Right at election time, the former president said, Republicans have started to say they'll protect pre-existing conditions, when they've been doing the opposite.

"Let's call that what it is: it's a lie," Obama said. 

Early voting in Florida is already on pace to surpass turnout in the last five midterm elections in the state. On Friday for the first time, over 4 million had voted early, with more Republicans than Democrats casting votes so far. 

Election Day will wrap up a bitter campaign season that witnessed the battle between DeSantis and Gillum veer into racial politics and heated exchanges over a long-simmering FBI investigation involving Gillum's home city.

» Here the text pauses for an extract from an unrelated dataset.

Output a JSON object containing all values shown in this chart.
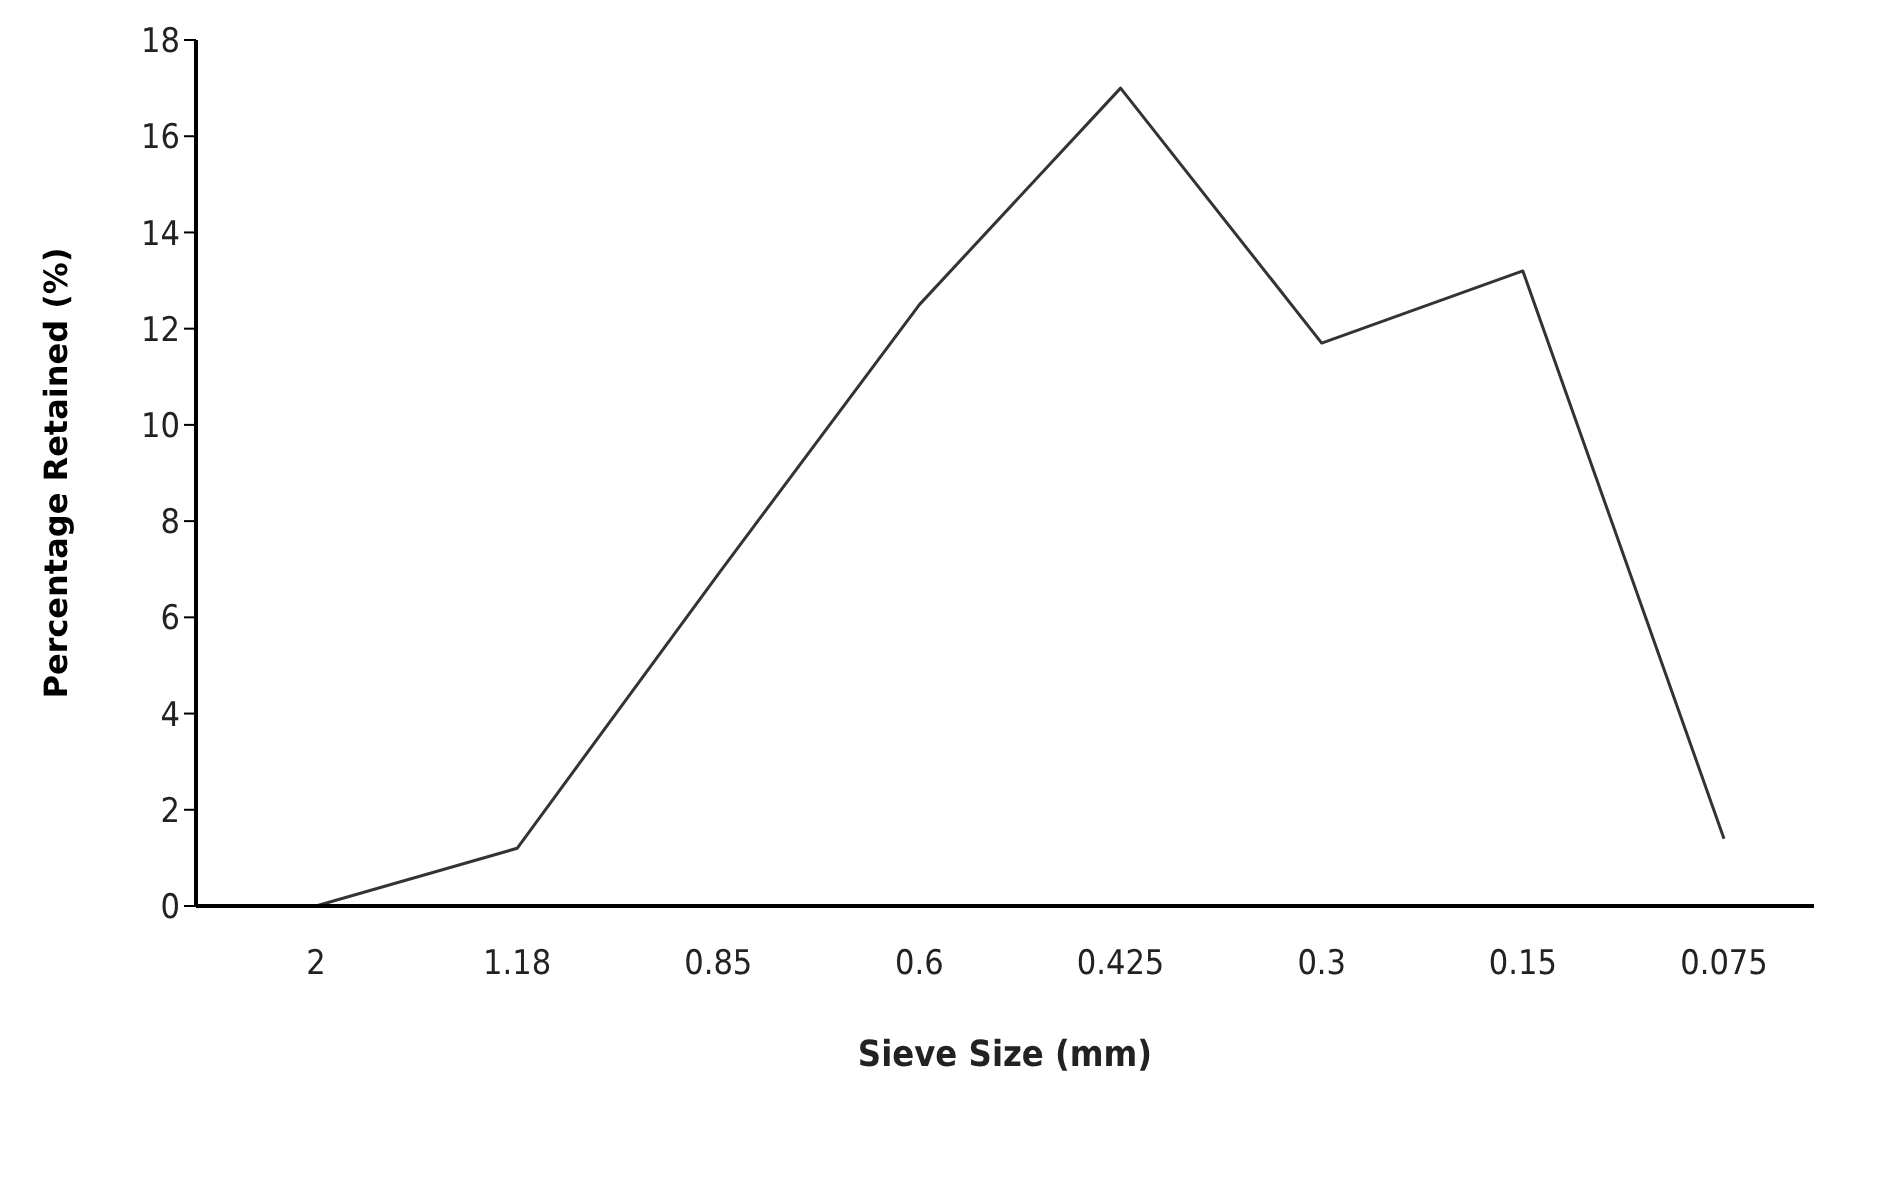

Right after the primary, DeSantis said Florida voters shouldn't "monkey this up" by electing Gillum, a comment Democrats contend was racially charged. President Trump also called Gillum a "thief" and corrupt, a move the mayor says is meant to reinforce negative stereotypes of black men.

The Gillum campaign, meanwhile, cut ties with a Democratic Party vendor and a campaign volunteer caught on video calling Florida a "cracker" state and saying the campaign was taking advantage of "white guilt."

The Senate race between Scott and incumbent Democrat Bill Nelson has taken a back seat to the governor's race, but it too has centered largely on name-calling and insults lobbed in tens of millions of dollars' worth of negative television ads. Scott has painted Nelson as an ineffective career politician, while Nelson has labeled Scott untrustworthy because of questions about how the multimillionaire governor has handled his finances while in office.